Contemporary, controlled randomized prospective trials of surgical therapy, on the other hand, have shown dramatic early glycemic control, improvement in CV risk factors and impactful weight-loss responses for adults with type 2 diabetes. However, in adults, the durability of the response to surgical treatment may be limited and influenced by duration and severity of the disease at the time of operation. We do not yet know to what extent surgery may arrest or reverse CV or renal damage in those adults with type 2 diabetes. For all of these reasons, it is entirely appropriate to consider metabolic/bariatric surgery earlier in the treatment armamentarium for type 2 diabetes — and especially for select adolescents. However, well-designed prospective studies with hard endpoints that include a detailed assessment of target organ damage will be necessary to change minds and influence the place and timing of surgery in the treatment algorithm for adolescents.

Thomas H. Inge, MD, PhD, FACS, FAAP, is Surgical Director, Surgical Weight Loss Program for Teens; Director, Center for Bariatric Research and Innovation; Attending Surgeon, Cincinnati Children’s Hospital Medical Center; Professor, UC Department of Surgery. Disclosure: Inge reports no relevant financial disclosures.

COUNTER

Timing is everything.

There is no doubt that as of right now, bariatric surgery results in more weight loss and sustained weight loss than anything else we have available.

The reason that bariatric surgery should not be considered in adolescence is really one of timing: the time period of adolescence, which can be tumultuous and associated with a great degree of change; the timing within the life span — we don’t know whether the bariatric surgery we are offering today is durable and safe enough to have a sustained effect over decades; and the timing given the progress we have made in obesity management, finally being recognized as a chronic disease that requires sustained, biologically and psychologically based multifaceted management approaches, including more recently pharmacotherapy.

Stasia Hadjiyannakis

Bariatric surgery needs to be offered when it has the greatest chance of long-term success with minimal harm.
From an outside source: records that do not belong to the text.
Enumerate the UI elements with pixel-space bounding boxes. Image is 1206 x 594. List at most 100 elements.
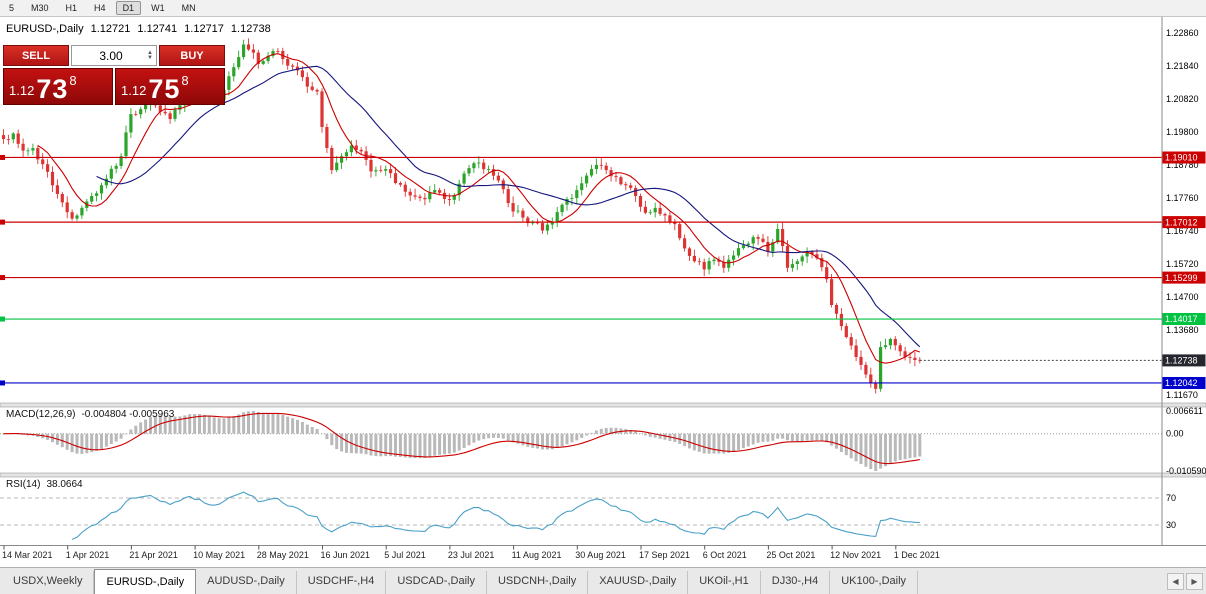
tab-scroll-right-icon[interactable]: ▶ xyxy=(1186,573,1203,590)
svg-text:28 May 2021: 28 May 2021 xyxy=(257,550,309,560)
svg-text:0.006611: 0.006611 xyxy=(1166,406,1203,416)
macd-title-text: MACD(12,26,9) xyxy=(6,409,76,420)
spinner-up-icon[interactable]: ▲ xyxy=(147,49,153,56)
timeframe-button-H4[interactable]: H4 xyxy=(94,3,106,13)
price-level-badge-1.12042: 1.12042 xyxy=(1162,377,1206,389)
svg-text:12 Nov 2021: 12 Nov 2021 xyxy=(830,550,881,560)
bid-price-panel[interactable]: 1.12 73 8 xyxy=(3,68,113,105)
svg-text:1.19010: 1.19010 xyxy=(1165,153,1198,163)
svg-text:1.14017: 1.14017 xyxy=(1165,314,1198,324)
volume-value: 3.00 xyxy=(99,48,123,63)
chart-tab-usdx-weekly[interactable]: USDX,Weekly xyxy=(2,571,95,594)
price-axis-labels: 1.22860 1.21840 1.20820 1.19800 1.18780 1.177… xyxy=(1166,28,1199,400)
chart-tab-uk100-daily[interactable]: UK100-,Daily xyxy=(830,571,919,594)
svg-text:-0.010590: -0.010590 xyxy=(1166,466,1206,476)
chart-tab-xauusd-daily[interactable]: XAUUSD-,Daily xyxy=(588,571,689,594)
price-pane[interactable] xyxy=(1,38,922,394)
macd-axis-labels: 0.006611 0.00 -0.010590 xyxy=(1166,406,1206,476)
timeframe-button-D1[interactable]: D1 xyxy=(115,1,142,15)
ask-price-prefix: 1.12 xyxy=(121,83,147,98)
svg-text:5 Jul 2021: 5 Jul 2021 xyxy=(384,550,426,560)
svg-text:1.17760: 1.17760 xyxy=(1166,193,1199,203)
one-click-trade-panel: SELL 3.00 ▲ ▼ BUY 1.12 73 8 1.12 75 8 xyxy=(3,45,225,105)
svg-text:23 Jul 2021: 23 Jul 2021 xyxy=(448,550,495,560)
svg-text:30: 30 xyxy=(1166,520,1176,530)
chart-symbol-label: EURUSD-,Daily xyxy=(6,23,84,35)
svg-text:1.14700: 1.14700 xyxy=(1166,292,1199,302)
ask-price-panel[interactable]: 1.12 75 8 xyxy=(115,68,225,105)
rsi-pane[interactable] xyxy=(0,491,1162,540)
svg-text:14 Mar 2021: 14 Mar 2021 xyxy=(2,550,53,560)
chart-tab-usdchf-h4[interactable]: USDCHF-,H4 xyxy=(297,571,387,594)
rsi-value-text: 38.0664 xyxy=(46,479,83,490)
chart-tab-usdcnh-daily[interactable]: USDCNH-,Daily xyxy=(487,571,589,594)
svg-text:21 Apr 2021: 21 Apr 2021 xyxy=(129,550,178,560)
ohlc-header: EURUSD-,Daily 1.12721 1.12741 1.12717 1.1273… xyxy=(6,23,278,35)
chart-canvas[interactable]: 1.22860 1.21840 1.20820 1.19800 1.18780 1.177… xyxy=(0,17,1206,567)
bid-price-sup: 8 xyxy=(69,73,77,88)
ma-8-line xyxy=(37,53,920,364)
chart-tab-usdcad-daily[interactable]: USDCAD-,Daily xyxy=(386,571,487,594)
svg-text:25 Oct 2021: 25 Oct 2021 xyxy=(766,550,815,560)
price-level-badge-1.19010: 1.19010 xyxy=(1162,151,1206,164)
bid-price-big: 73 xyxy=(36,74,69,104)
chart-tab-ukoil-h1[interactable]: UKOil-,H1 xyxy=(688,571,761,594)
rsi-title: RSI(14) 38.0664 xyxy=(6,479,89,490)
ohlc-high: 1.12741 xyxy=(137,23,178,35)
svg-text:1.11670: 1.11670 xyxy=(1166,390,1198,400)
svg-text:1.12738: 1.12738 xyxy=(1165,356,1198,366)
sell-button[interactable]: SELL xyxy=(3,45,69,66)
ohlc-open: 1.12721 xyxy=(90,23,131,35)
macd-histogram xyxy=(2,411,922,471)
svg-text:17 Sep 2021: 17 Sep 2021 xyxy=(639,550,690,560)
svg-text:10 May 2021: 10 May 2021 xyxy=(193,550,245,560)
timeframe-button-MN[interactable]: MN xyxy=(181,3,196,13)
svg-text:1.16740: 1.16740 xyxy=(1166,226,1199,236)
chart-tab-dj30-h4[interactable]: DJ30-,H4 xyxy=(761,571,831,594)
price-level-badge-1.14017: 1.14017 xyxy=(1162,313,1206,325)
svg-text:6 Oct 2021: 6 Oct 2021 xyxy=(703,550,747,560)
tab-scroll-left-icon[interactable]: ◀ xyxy=(1167,573,1184,590)
price-level-badge-1.15299: 1.15299 xyxy=(1162,271,1206,284)
svg-text:1.22860: 1.22860 xyxy=(1166,28,1199,38)
chart-tab-eurusd-daily[interactable]: EURUSD-,Daily xyxy=(94,569,197,594)
buy-button[interactable]: BUY xyxy=(159,45,225,66)
rsi-axis-labels: 70 30 xyxy=(1166,493,1176,530)
svg-text:1.21840: 1.21840 xyxy=(1166,61,1199,71)
rsi-title-text: RSI(14) xyxy=(6,479,41,490)
svg-text:1.15299: 1.15299 xyxy=(1165,273,1198,283)
svg-text:11 Aug 2021: 11 Aug 2021 xyxy=(512,550,562,560)
axes-layer: 1.22860 1.21840 1.20820 1.19800 1.18780 1.177… xyxy=(0,17,1206,560)
macd-pane[interactable] xyxy=(0,411,1162,471)
svg-text:30 Aug 2021: 30 Aug 2021 xyxy=(575,550,626,560)
svg-text:1.20820: 1.20820 xyxy=(1166,94,1199,104)
svg-text:1.17012: 1.17012 xyxy=(1165,217,1198,227)
macd-title: MACD(12,26,9) -0.004804 -0.005963 xyxy=(6,409,180,420)
timeframe-button-M30[interactable]: M30 xyxy=(31,3,49,13)
ask-price-sup: 8 xyxy=(181,73,189,88)
svg-text:16 Jun 2021: 16 Jun 2021 xyxy=(321,550,371,560)
timeframe-button-W1[interactable]: W1 xyxy=(151,3,165,13)
svg-text:1.18780: 1.18780 xyxy=(1166,160,1199,170)
svg-text:1.13680: 1.13680 xyxy=(1166,325,1199,335)
macd-signal-line xyxy=(3,412,920,465)
bid-price-prefix: 1.12 xyxy=(9,83,35,98)
ma-20-line xyxy=(96,65,921,348)
ohlc-low: 1.12717 xyxy=(184,23,224,35)
price-level-badge-1.17012: 1.17012 xyxy=(1162,216,1206,229)
ohlc-close: 1.12738 xyxy=(230,23,271,35)
chart-tab-audusd-daily[interactable]: AUDUSD-,Daily xyxy=(196,571,297,594)
svg-text:0.00: 0.00 xyxy=(1166,429,1184,439)
volume-input[interactable]: 3.00 ▲ ▼ xyxy=(71,45,157,66)
current-price-badge: 1.12738 xyxy=(1162,354,1206,367)
date-axis: 14 Mar 2021 1 Apr 2021 21 Apr 2021 10 May 2… xyxy=(2,545,940,560)
ask-price-big: 75 xyxy=(148,74,181,104)
svg-text:1 Apr 2021: 1 Apr 2021 xyxy=(66,550,110,560)
spinner-down-icon[interactable]: ▼ xyxy=(147,54,153,61)
volume-spinner[interactable]: ▲ ▼ xyxy=(147,49,153,61)
timeframe-button-5[interactable]: 5 xyxy=(9,3,15,13)
horizontal-lines-layer[interactable] xyxy=(0,154,1162,386)
timeframe-button-H1[interactable]: H1 xyxy=(65,3,78,13)
rsi-line xyxy=(71,491,920,540)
Adolescence is not the right time to consider it. Teens live in the here and now — they struggle with adherence and follow-up, leaving them more vulnerable for long-term complications. It is not the right time because it is too early in the life span and questions around the long-term durability (more than 15 years) and safety of bariatric surgery loom large. It is not the right time because we finally have more to offer these teens and families as a medical community.
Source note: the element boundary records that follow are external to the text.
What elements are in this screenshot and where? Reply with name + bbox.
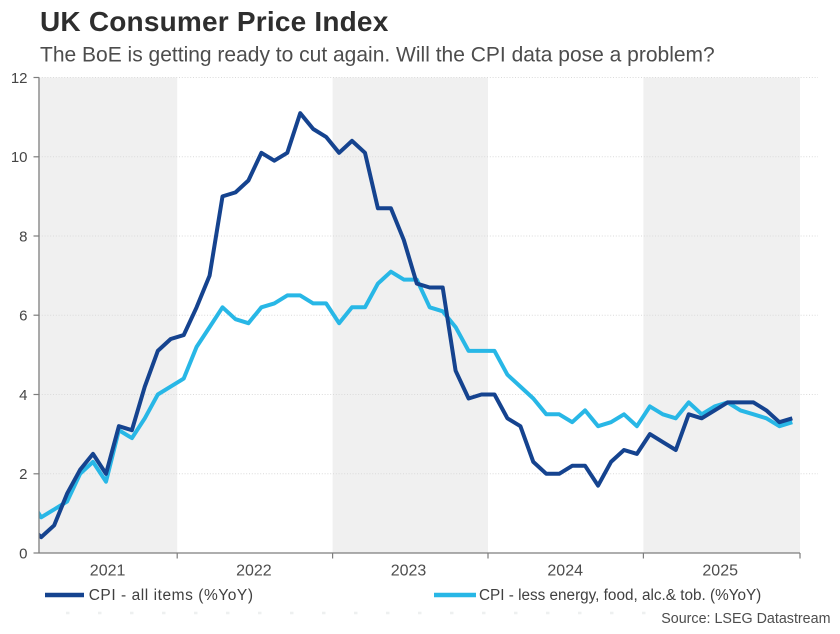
svg-text:2024: 2024 bbox=[547, 563, 583, 580]
svg-text:2021: 2021 bbox=[90, 563, 126, 580]
svg-text:10: 10 bbox=[11, 149, 28, 166]
svg-text:2: 2 bbox=[19, 466, 27, 483]
svg-text:2022: 2022 bbox=[236, 563, 272, 580]
svg-text:UK Consumer Price Index: UK Consumer Price Index bbox=[40, 6, 389, 37]
svg-text:Source: LSEG Datastream: Source: LSEG Datastream bbox=[661, 611, 830, 627]
svg-text:CPI - less energy, food, alc.&: CPI - less energy, food, alc.& tob. (%Yo… bbox=[479, 587, 761, 604]
svg-text:6: 6 bbox=[19, 308, 27, 325]
svg-text:12: 12 bbox=[11, 70, 28, 87]
svg-text:2023: 2023 bbox=[391, 563, 427, 580]
svg-text:The BoE is getting ready to cu: The BoE is getting ready to cut again. W… bbox=[40, 44, 715, 67]
svg-text:CPI - all items (%YoY): CPI - all items (%YoY) bbox=[89, 587, 254, 604]
svg-text:2025: 2025 bbox=[702, 563, 738, 580]
svg-text:8: 8 bbox=[19, 228, 27, 245]
svg-text:4: 4 bbox=[19, 387, 27, 404]
svg-text:0: 0 bbox=[19, 545, 27, 562]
So let’s start by ensuring teens living with severe obesity have access to compassionate, holistic, multifaceted long-term care that may include pharmacotherapy, and should they continue to meet criteria for bariatric surgery, which many of them will — let’s prepare them to have the greatest chance of success with limited complications following that surgical intervention as adults.

Stasia Hadjiyannakis, MD, FRCPC, is a Pediatric Endocrinologist, Assistant Professor of Pediatrics, Medical Director of CHEO’s Centre for Healthy Active Living, Children’s Hospital of Eastern Ontario. Disclosure: Hadjiyannakis reports no relevant financial disclosures.